Important Safety Information
Warnings and Precautions
Hypertension can occur with TAVALISSE treatment. Patients with pre-existing hypertension may be more susceptible to the hypertensive effects. Monitor blood pressure every 2 weeks until stable, then monthly, and adjust or initiate antihypertensive therapy for blood pressure control maintenance during therapy. If increased blood pressure persists, TAVALISSE interruption, reduction, or discontinuation may be required.
Elevated liver function tests (LFTs), mainly ALT and AST, can occur with TAVALISSE. Monitor LFTs monthly during treatment. If ALT or AST increase to >3 x upper limit of normal, manage hepatotoxicity using TAVALISSE interruption, reduction, or discontinuation.
Diarrhea occurred in 31% of patients and severe diarrhea occurred in 1% of patients treated with TAVALISSE. Monitor patients for the development of diarrhea and manage using supportive care measures early after the onset of symptoms. If diarrhea becomes severe (≥Grade 3), interrupt, reduce dose or discontinue TAVALISSE.
Neutropenia occurred in 6% of patients treated with TAVALISSE; febrile neutropenia occurred in 1% of patients. Monitor the ANC monthly and for infection during treatment. Manage toxicity with TAVALISSE interruption, reduction, or discontinuation.
TAVALISSE can cause fetal harm when administered to pregnant women. Advise pregnant women the potential risk to a fetus. Advise females of reproductive potential to use effective contraception during treatment and for at least 1 month after the last dose. Verify pregnancy status prior to initiating TAVALISSE. It is unknown if TAVALISSE or its metabolite is present in human milk.
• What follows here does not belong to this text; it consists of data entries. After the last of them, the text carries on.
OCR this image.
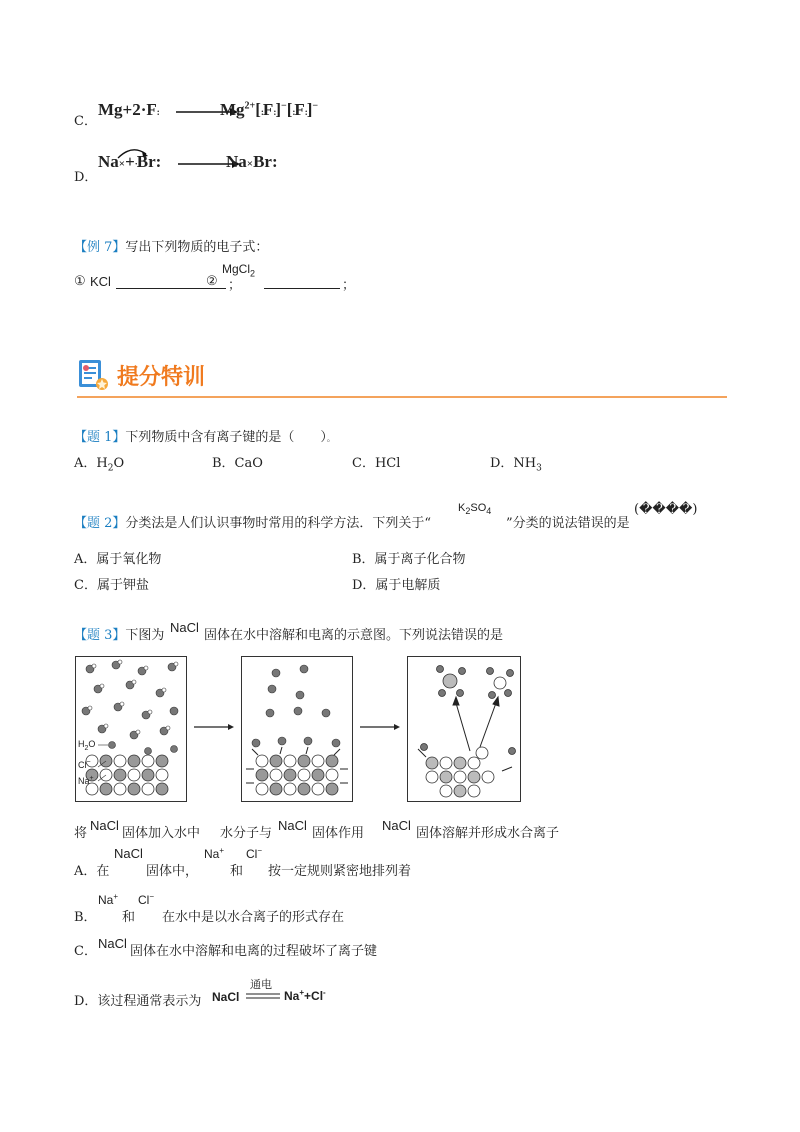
C．
Mg+2·F:	$Mg^{2+}[:F:]^-[:F:]^-$
D．
Na×+·Br:	Na×Br:
【例 7】写出下列物质的电子式：
① KCl	；
②
MgCl$_2$
；
提分特训
【题 1】下列物质中含有离子键的是（　　）。
A．$H_2O$	B．CaO	C．HCl	D．$NH_3$
【题 2】分类法是人们认识事物时常用的科学方法．下列关于“
$K_2SO_4$
”分类的说法错误的是
(����)
A．属于氧化物	B．属于离子化合物
C．属于钾盐	D．属于电解质
【题 3】下图为
NaCl
固体在水中溶解和电离的示意图。下列说法错误的是
$H_2O$
Cl−
Na+
将
NaCl
固体加入水中 水分子与
NaCl
固体作用
NaCl
固体溶解并形成水合离子
A．在
NaCl
固体中，
Na+
和
Cl−
按一定规则紧密地排列着
B．
Na+
和
Cl−
在水中是以水合离子的形式存在
C．
NaCl
固体在水中溶解和电离的过程破坏了离子键
D．该过程通常表示为 NaCl
通电
Na++Cl-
Because of the potential for serious adverse reactions in a breastfed child, advise a lactating woman not to breastfeed during TAVALISSE treatment and for at least 1 month after the last dose.
Drug Interactions
Concomitant use of TAVALISSE with strong CYP3A4 inhibitors increases exposure to the major active metabolite of TAVALISSE (R406), which may increase the risk of adverse reactions. Monitor for toxicities that may require a reduction in TAVALISSE dose.
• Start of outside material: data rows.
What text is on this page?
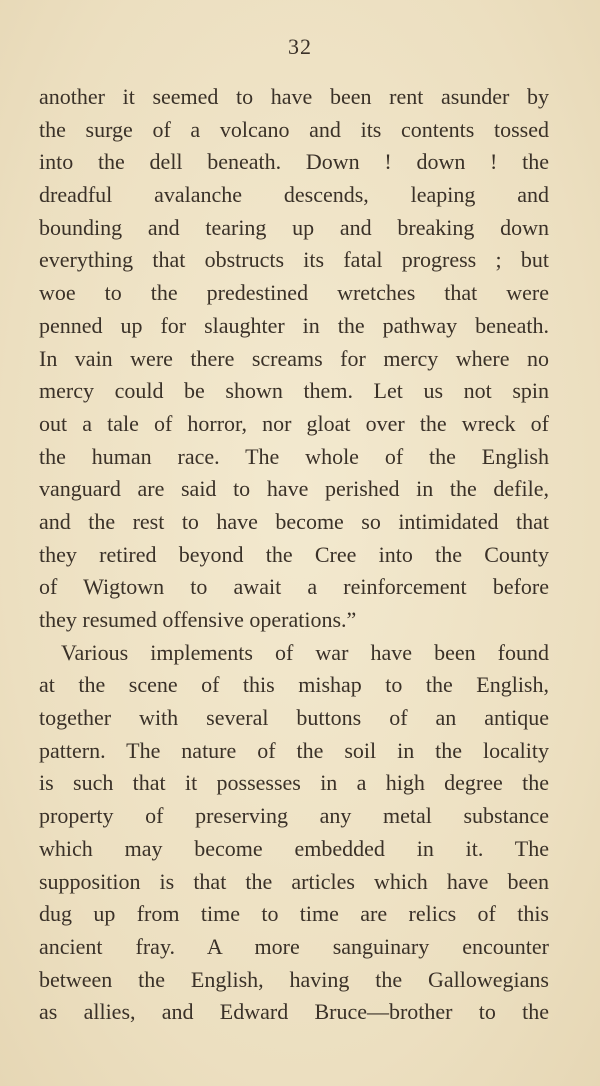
32
another it seemed to have been rent asunder by
the surge of a volcano and its contents tossed
into the dell beneath. Down ! down ! the
dreadful avalanche descends, leaping and
bounding and tearing up and breaking down
everything that obstructs its fatal progress ; but
woe to the predestined wretches that were
penned up for slaughter in the pathway beneath.
In vain were there screams for mercy where no
mercy could be shown them. Let us not spin
out a tale of horror, nor gloat over the wreck of
the human race. The whole of the English
vanguard are said to have perished in the defile,
and the rest to have become so intimidated that
they retired beyond the Cree into the County
of Wigtown to await a reinforcement before
they resumed offensive operations.”
Various implements of war have been found
at the scene of this mishap to the English,
together with several buttons of an antique
pattern. The nature of the soil in the locality
is such that it possesses in a high degree the
property of preserving any metal substance
which may become embedded in it. The
supposition is that the articles which have been
dug up from time to time are relics of this
ancient fray. A more sanguinary encounter
between the English, having the Gallowegians
as allies, and Edward Bruce—brother to the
It is not recommended to use TAVALISSE with strong CYP3A4 inducers, as concomitant use reduces exposure to R406.
Concomitant use of TAVALISSE may increase concentrations of some CYP3A4 substrate drugs and may require a dose reduction of the CYP3A4 substrate drug.
Concomitant use of TAVALISSE may increase concentrations of BCRP substrate drugs (eg, rosuvastatin) and P-Glycoprotein (P-gp) substrate drugs (eg, digoxin), which may require a dose reduction of the BCRP and P-gp substrate drug.
Adverse Reactions
Serious adverse drug reactions in the ITP double-blind studies were febrile neutropenia, diarrhea, pneumonia, and hypertensive crisis, which occurred in 1% of TAVALISSE patients. In addition, severe adverse reactions occurred including dyspnea and hypertension (both 2%), neutropenia, arthralgia, chest pain, diarrhea, dizziness, nephrolithiasis, pain in extremity, toothache, syncope, and hypoxia (all 1%).
Common adverse reactions (≥5% and more common than placebo) from FIT-1 and FIT-2 included: diarrhea, hypertension, nausea, dizziness, ALT and AST increased, respiratory infection, rash, abdominal pain, fatigue, chest pain, and neutropenia.